Jakarta (ANTARA) - Pemerintah Kota (Pemkot) Jakarta Timur (Jaktim) mendorong pelestarian tradisi budaya lokal dan penguatan ekonomi warga melalui penyelenggaraan Hajat Bumi Kramat Ganceng di Kelurahan Pondok Ranggon, Cipayung.
"Tentunya, Pemerintah Kota Jakarta Timur mendorong penyelenggaraan kegiatan Hajat Bumi Kramat Ganceng di Kelurahan Pondok Ranggon, Kamis (4/6) malam, sebagai bentuk komitmen dalam menjaga dan melestarikan tradisi budaya lokal yang telah diwariskan secara turun-temurun oleh masyarakat setempat," kata Wali Kota Jakarta Timur Munjirin di Jakarta, Jumat.
Dia pun mengapresiasi masyarakat Pondok Ranggon yang hingga kini tetap menjaga keberlangsungan tradisi Hajat Bumi Kramat Ganceng.
Menurut dia, tradisi tersebut merupakan warisan budaya yang memiliki nilai sejarah dan kearifan lokal yang harus dipertahankan di tengah perkembangan zaman.
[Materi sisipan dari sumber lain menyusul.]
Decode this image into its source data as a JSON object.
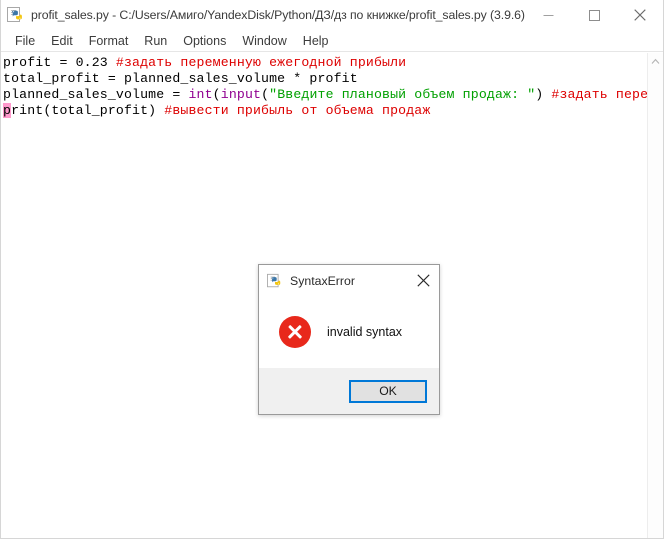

Selain menjadi ajang pelestarian budaya, acara tersebut juga diisi dengan berbagai kegiatan sosial dan keagamaan, di antaranya pemberian santunan kepada anak yatim serta pelaksanaan shalat Isya berjamaah yang diikuti warga dan para tamu undangan.
Menurut Munjirin, seluruh pihak, baik pemerintah maupun masyarakat, memiliki tanggung jawab untuk menjaga dan melestarikan budaya yang telah diwariskan oleh para pendahulu. Terlebih, tradisi Hajat Bumi Kramat Ganceng memiliki keunikan tersendiri yang tidak ditemukan di wilayah lain.
"Tradisi ini merupakan kekayaan budaya masyarakat yang harus terus dijaga dan dilestarikan. Hajat Bumi Kramat Ganceng menjadi identitas dan kebanggaan warga Pondok Ranggon yang perlu diwariskan kepada generasi berikutnya," jelas Munjirin.
Lebih lanjut, dia berharap pelaksanaan Hajat Bumi Kramat Ganceng tidak hanya menjadi sarana pelestarian budaya, tetapi juga mampu memberikan dampak positif bagi perekonomian masyarakat sekitar.
Kegiatan yang melibatkan banyak warga dan pengunjung itu dinilai dapat menjadi peluang bagi pelaku Usaha Mikro, Kecil, dan Menengah (UMKM) untuk meningkatkan pendapatan dan memperluas pemasaran produk mereka.
"Semoga kegiatan Hajat Bumi Kramat Ganceng berjalan dengan baik, dan dengan adanya Hajat Bumi Kramat Ganceng, bisa memajukan UMKM, meningkatkan perekonomian warga, dan yang terpenting warga sekitar menjaga keguyuban yang sudah terjalin sejak lama," ucap Munjirin.
Selain aspek budaya dan ekonomi, kegiatan tersebut juga menjadi momentum untuk mempererat hubungan sosial antarwarga.
Semangat gotong royong dan kebersamaan yang selama ini menjadi ciri khas masyarakat Pondok Ranggon diharapkan terus terjaga melalui berbagai kegiatan kemasyarakatan yang melibatkan seluruh elemen warga.
Dukungan terhadap penyelenggaraan Hajat Bumi Kramat Ganceng juga datang dari Baznas Bazis Kota Jakarta Timur yang turut berkontribusi dalam pelaksanaan kegiatan.
Kehadiran program santunan bagi anak yatim menjadi salah satu bentuk kepedulian sosial yang mewarnai rangkaian acara tersebut.
Pelaksanaan Hajat Bumi Kramat Ganceng membuktikan tradisi lokal masih memiliki tempat yang kuat di tengah kehidupan masyarakat perkotaan.
Dengan dukungan pemerintah daerah, tokoh masyarakat, dan partisipasi warga, tradisi itu diharapkan dapat terus berkembang sebagai warisan budaya yang memperkuat identitas masyarakat sekaligus memberikan manfaat sosial dan ekonomi bagi lingkungan sekitar.